Former President, Association of Resident Doctors in Lagos University Teaching Hospital (LUTH), Dr. Omojowolo Olubunmi, said regular and proper hand washing is perhaps the most important and effective public health means of preventing the spread of diseases.
He added that many communicable diseases, such as cholera, typhoid fever and poliomyelitis, among others, are transmitted via the faeco-oral route. Regularly washing hands with soap and water is the best way to reduce the number of germs in most situations.
Olubunmi said: “If soap and water are not available, an alcohol-based hand sanitiser that contains at least 60 per cent alcohol can be used. Alcohol-based hand sanitisers can quickly reduce the number of germs on hands in some situations, but sanitisers are not as effective as proper hand washing.
“Generally, the act of hand washing is low among Nigerians, and even healthcare personnel. Only about 30 to 40 percent of Nigerians wash their hands regularly, though this may increase to about 60 percent shortly before eating.

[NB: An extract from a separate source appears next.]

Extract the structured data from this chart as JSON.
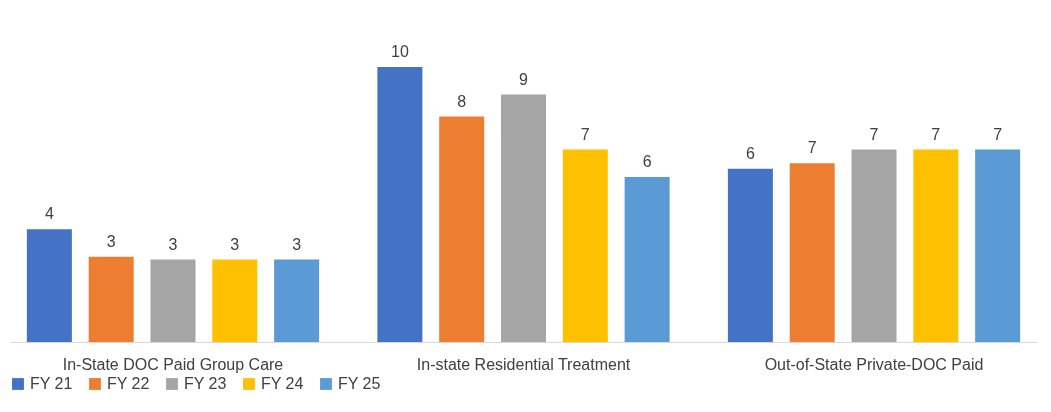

“The situation, where hand washing is very essential, include, but not limited to before, during, and after preparing food, before eating food, before and after tending to a sick person, before and after treating a cut or wound, after using the toilet, after changing diapers or cleaning up a child, who has used the toilet, after blowing your nose, coughing, or sneezing, after touching an animal, animal feed, or animal waste, after handling pet food or pet treats and after touching garbage.
“Proper hand-washing, as recommended by the United States of America Centre for Disease Control and Prevention, include the following steps:
“Wet your hands with running water and apply soap. Rub your hands together to make lather. Scrub well for at least 20 seconds. Pay special attention to your wrists, the backs of your hands, between your fingers, and under your fingernails. Rinse your hands well under running water. Use a clean towel to dry your hands, or air-dry your hands.”